There are many, many reasons why you shouldn’t take a bag of cocaine home if you stumble across it sitting alone in a Sydney park. Obviously, it’s illegal. But if you see a woolies paper bag stuffed to the brim with bricks of the devil’s disco dust, you better believe someone is watching ready to beat and/or arrest your ass. And, just like a parable passed on from generation to generation, that’s what happened at a playground in Sydney last month.
Back in August, police watched on as a man they allege to be Houssam Khoder Agha dropped off a brown paper bag with hundreds of thousands of dollars worth of cocaine next to children’s play equipment at Locke Park in Wetherill Park. The package apparently sat there undisturbed for a minute before another man swung by to collect the goods before climbing back into his silver Toyota Hilux.

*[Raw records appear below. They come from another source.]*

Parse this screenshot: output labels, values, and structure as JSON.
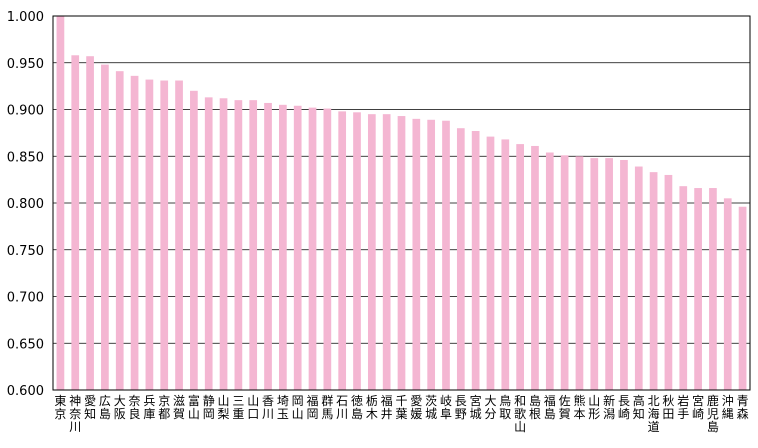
{
  "chart_data": {
    "type": "bar",
    "title": "",
    "xlabel": "",
    "ylabel": "",
    "ylim": [
      0.6,
      1.0
    ],
    "y_ticks": [
      "0.600",
      "0.650",
      "0.700",
      "0.750",
      "0.800",
      "0.850",
      "0.900",
      "0.950",
      "1.000"
    ],
    "grid": true,
    "legend": "none",
    "bar_color": "#f4b6d2",
    "categories": [
      "東京",
      "神奈川",
      "愛知",
      "広島",
      "大阪",
      "奈良",
      "兵庫",
      "京都",
      "滋賀",
      "富山",
      "静岡",
      "山梨",
      "三重",
      "山口",
      "香川",
      "埼玉",
      "岡山",
      "福岡",
      "群馬",
      "石川",
      "徳島",
      "栃木",
      "福井",
      "千葉",
      "愛媛",
      "茨城",
      "岐阜",
      "長野",
      "宮城",
      "大分",
      "鳥取",
      "和歌山",
      "島根",
      "福島",
      "佐賀",
      "熊本",
      "山形",
      "新潟",
      "長崎",
      "高知",
      "北海道",
      "秋田",
      "岩手",
      "宮崎",
      "鹿児島",
      "沖縄",
      "青森"
    ],
    "values": [
      1.0,
      0.958,
      0.957,
      0.948,
      0.941,
      0.936,
      0.932,
      0.931,
      0.931,
      0.92,
      0.913,
      0.912,
      0.91,
      0.91,
      0.907,
      0.905,
      0.904,
      0.902,
      0.901,
      0.898,
      0.897,
      0.895,
      0.895,
      0.893,
      0.89,
      0.889,
      0.888,
      0.88,
      0.877,
      0.871,
      0.868,
      0.863,
      0.861,
      0.854,
      0.851,
      0.85,
      0.848,
      0.848,
      0.846,
      0.839,
      0.833,
      0.83,
      0.818,
      0.816,
      0.816,
      0.805,
      0.796
    ]
  }
}
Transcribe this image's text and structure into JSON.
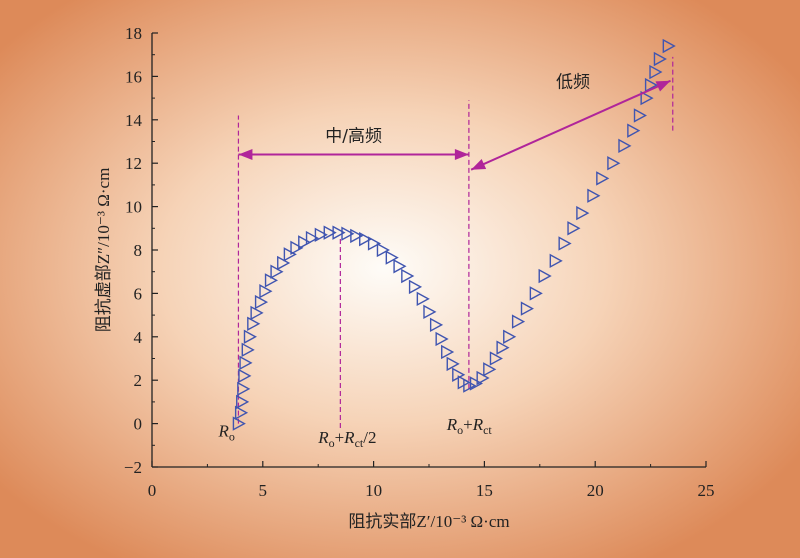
{
  "chart_data": {
    "type": "scatter",
    "title": "",
    "xlabel": "阻抗实部Z′/10⁻³ Ω·cm",
    "ylabel": "阻抗虚部Z″/10⁻³ Ω·cm",
    "xlim": [
      0,
      25
    ],
    "ylim": [
      -2,
      18
    ],
    "xticks": [
      "0",
      "5",
      "10",
      "15",
      "20",
      "25"
    ],
    "yticks": [
      "−2",
      "0",
      "2",
      "4",
      "6",
      "8",
      "10",
      "12",
      "14",
      "16",
      "18"
    ],
    "marker": "triangle-right-open",
    "series": [
      {
        "values": [
          [
            3.9,
            0.0
          ],
          [
            4.0,
            0.5
          ],
          [
            4.05,
            1.0
          ],
          [
            4.1,
            1.6
          ],
          [
            4.15,
            2.2
          ],
          [
            4.2,
            2.8
          ],
          [
            4.3,
            3.4
          ],
          [
            4.4,
            4.0
          ],
          [
            4.55,
            4.6
          ],
          [
            4.7,
            5.1
          ],
          [
            4.9,
            5.6
          ],
          [
            5.1,
            6.1
          ],
          [
            5.35,
            6.6
          ],
          [
            5.6,
            7.0
          ],
          [
            5.9,
            7.4
          ],
          [
            6.2,
            7.8
          ],
          [
            6.5,
            8.1
          ],
          [
            6.85,
            8.35
          ],
          [
            7.2,
            8.55
          ],
          [
            7.6,
            8.7
          ],
          [
            8.0,
            8.8
          ],
          [
            8.4,
            8.8
          ],
          [
            8.8,
            8.75
          ],
          [
            9.2,
            8.65
          ],
          [
            9.6,
            8.5
          ],
          [
            10.0,
            8.3
          ],
          [
            10.4,
            8.0
          ],
          [
            10.8,
            7.65
          ],
          [
            11.15,
            7.25
          ],
          [
            11.5,
            6.8
          ],
          [
            11.85,
            6.3
          ],
          [
            12.2,
            5.75
          ],
          [
            12.5,
            5.15
          ],
          [
            12.8,
            4.55
          ],
          [
            13.05,
            3.9
          ],
          [
            13.3,
            3.3
          ],
          [
            13.55,
            2.75
          ],
          [
            13.8,
            2.25
          ],
          [
            14.05,
            1.9
          ],
          [
            14.3,
            1.75
          ],
          [
            14.6,
            1.85
          ],
          [
            14.9,
            2.1
          ],
          [
            15.2,
            2.5
          ],
          [
            15.5,
            3.0
          ],
          [
            15.8,
            3.5
          ],
          [
            16.1,
            4.0
          ],
          [
            16.5,
            4.7
          ],
          [
            16.9,
            5.3
          ],
          [
            17.3,
            6.0
          ],
          [
            17.7,
            6.8
          ],
          [
            18.2,
            7.5
          ],
          [
            18.6,
            8.3
          ],
          [
            19.0,
            9.0
          ],
          [
            19.4,
            9.7
          ],
          [
            19.9,
            10.5
          ],
          [
            20.3,
            11.3
          ],
          [
            20.8,
            12.0
          ],
          [
            21.3,
            12.8
          ],
          [
            21.7,
            13.5
          ],
          [
            22.0,
            14.2
          ],
          [
            22.3,
            15.0
          ],
          [
            22.5,
            15.6
          ],
          [
            22.7,
            16.2
          ],
          [
            22.9,
            16.8
          ],
          [
            23.3,
            17.4
          ]
        ]
      }
    ],
    "guides": [
      {
        "x": 3.9,
        "y_from": 0.0,
        "y_to": 14.2
      },
      {
        "x": 8.5,
        "y_from": -0.2,
        "y_to": 8.6
      },
      {
        "x": 14.3,
        "y_from": 1.6,
        "y_to": 14.9
      },
      {
        "x": 23.5,
        "y_from": 13.5,
        "y_to": 16.9
      }
    ],
    "annotations": [
      {
        "text": "中/高频",
        "type": "double-arrow",
        "x1": 3.9,
        "x2": 14.3,
        "y": 12.4,
        "label_x": 9.1,
        "label_y": 13.0
      },
      {
        "text": "低频",
        "type": "double-arrow",
        "x1": 14.4,
        "y1": 11.7,
        "x2": 23.4,
        "y2": 15.8,
        "label_x": 19.0,
        "label_y": 15.5
      }
    ],
    "point_labels": [
      {
        "id": "ro",
        "main": "R",
        "sub": "o",
        "x": 3.0,
        "y": -0.6
      },
      {
        "id": "ro-rct-half",
        "main": "R",
        "sub": "o",
        "mid": "+R",
        "sub2": "ct",
        "tail": "/2",
        "x": 7.5,
        "y": -0.9
      },
      {
        "id": "ro-rct",
        "main": "R",
        "sub": "o",
        "mid": "+R",
        "sub2": "ct",
        "tail": "",
        "x": 13.3,
        "y": -0.3
      }
    ],
    "grid": false,
    "background": {
      "center": "#fefcf8",
      "mid": "#f6d3b7",
      "edge": "#dd8a59"
    },
    "colors": {
      "marker": "#4055b0",
      "guide": "#b0259a",
      "arrow": "#b0259a",
      "axis": "#222222"
    }
  }
}
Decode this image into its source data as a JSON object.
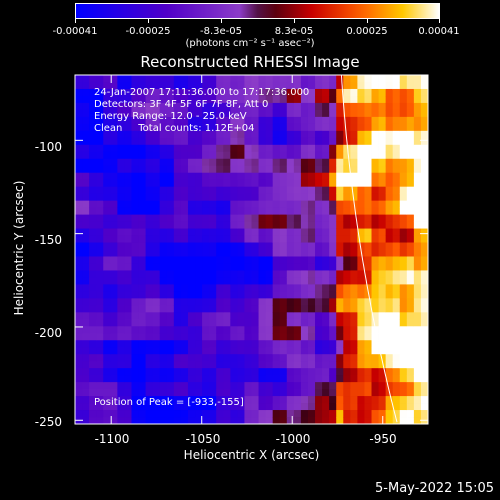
{
  "chart_data": {
    "type": "heatmap",
    "title": "Reconstructed RHESSI Image",
    "xlabel": "Heliocentric X (arcsec)",
    "ylabel": "Heliocentric Y (arcsec)",
    "xlim": [
      -1120,
      -925
    ],
    "ylim": [
      -252,
      -65
    ],
    "x_ticks": [
      "-1100",
      "-1050",
      "-1000",
      "-950"
    ],
    "x_tick_values": [
      -1100,
      -1050,
      -1000,
      -950
    ],
    "y_ticks": [
      "-100",
      "-150",
      "-200",
      "-250"
    ],
    "y_tick_values": [
      -100,
      -150,
      -200,
      -250
    ],
    "colorbar": {
      "ticks": [
        "-0.00041",
        "-0.00025",
        "-8.3e-05",
        "8.3e-05",
        "0.00025",
        "0.00041"
      ],
      "units": "(photons cm⁻² s⁻¹ asec⁻²)",
      "range": [
        -0.00041,
        0.00041
      ]
    },
    "annotations": {
      "time_range": "24-Jan-2007 17:11:36.000 to 17:17:36.000",
      "detectors": "Detectors: 3F 4F 5F 6F 7F 8F, Att 0",
      "energy": "Energy Range: 12.0 - 25.0 keV",
      "clean": "Clean     Total counts: 1.12E+04",
      "peak": "Position of Peak = [-933,-155]"
    },
    "peak_position": [
      -933,
      -155
    ]
  },
  "footer": {
    "date": "5-May-2022 15:05"
  },
  "colors": {
    "background": "#000000",
    "axes": "#ffffff",
    "limb": "#ffffff"
  }
}
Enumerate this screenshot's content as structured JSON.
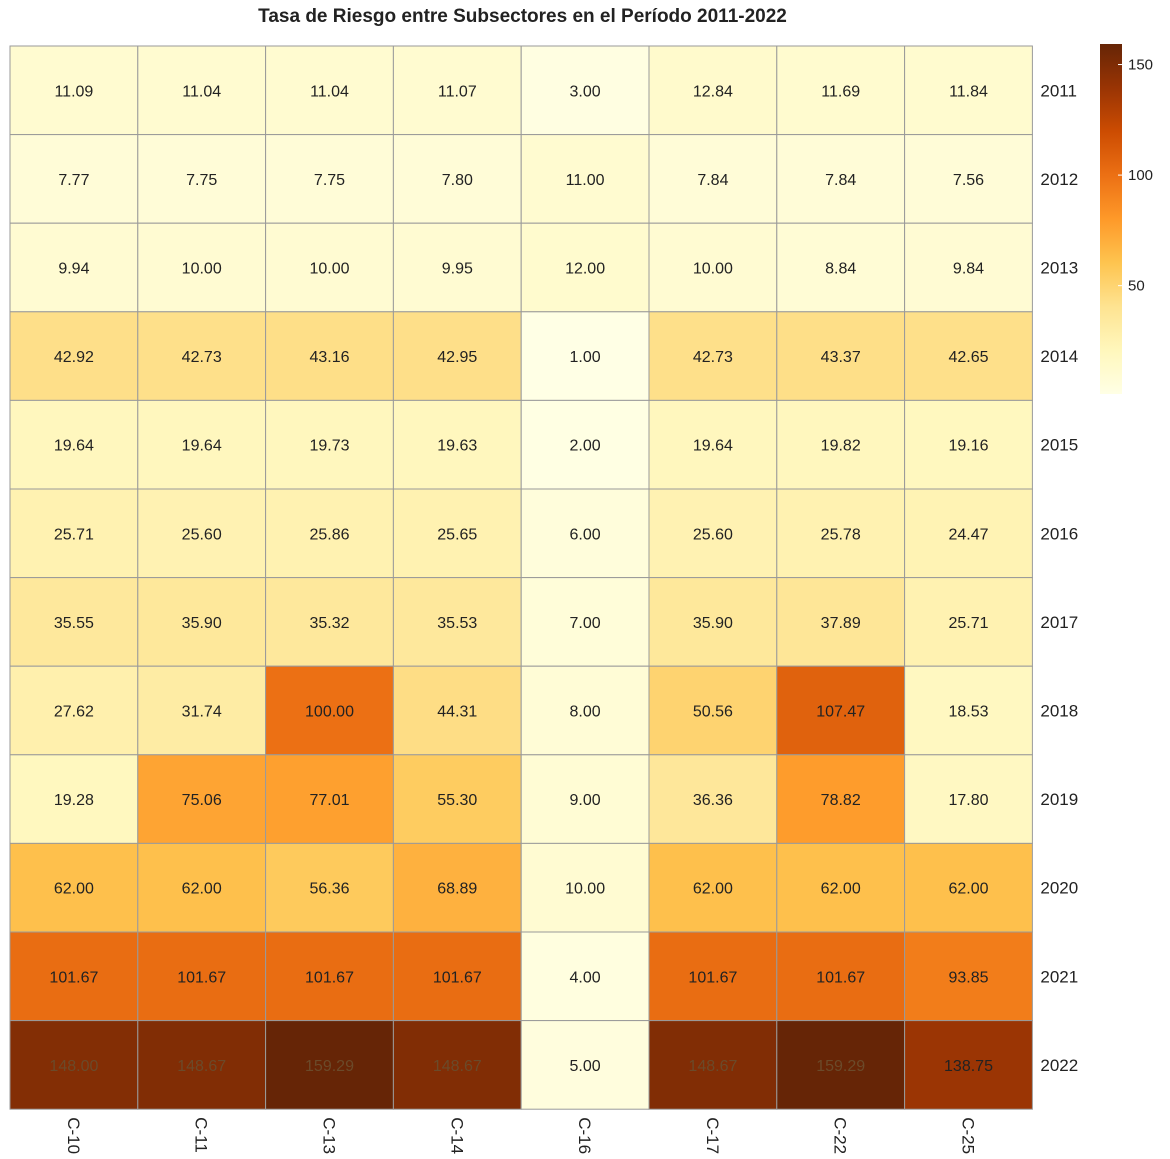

According to the Sydney Morning Herald, police tracked the recipient for a few blocks before pulling him over and finding the 1kg bag of booger sugar sitting proudly on the back seat.
Police call this kind of handover a “dead drop” and investigators believe it’s a typical method for a group of Sydney’s leading cocaine peddlers called “The Commission”. Police allege that the group uses quaint little parks, reserves, quiet streets and commercial car parks around Sydney to pass the nose beers from one person to another.
Police allege that The Commission’s operation is coordinated by Jibreel Bakir, who then utilised his brother Laith Bakir and associate Akrom Hamzy to store “bulk quantities of cocaine at their residential addresses”. The group distributed the goods using Khoder Agha and Khalid Mohamed, with Duy Phuong Nguyen allegedly involved in laundering the group’s profits.
The group — which are thought to be the big dogs in cocaine supply in Sydney — have slowly been arrested by police over the last few months, with five more arrested after 20 early morning raids across Sydney. The Commission is believed to have supplied Sydney with $1.8 billion worth of cocaine in only four months.
Police Commissioner Karen Webb told reporters that the group was “allegedly one of the most dangerous and destructive groups Sydney has seen to date”.
“The supply of cocaine to Sydney has continued to poison this city for years and has fuelled and funded the organised tit-for-tat violence police see today,” she said.
So, while we all know that drugs are bad and incredibly illegal, please take this as a reminder to never pick up a seemingly abandoned brick of cocaine from a Sydney park. You never know who is watching.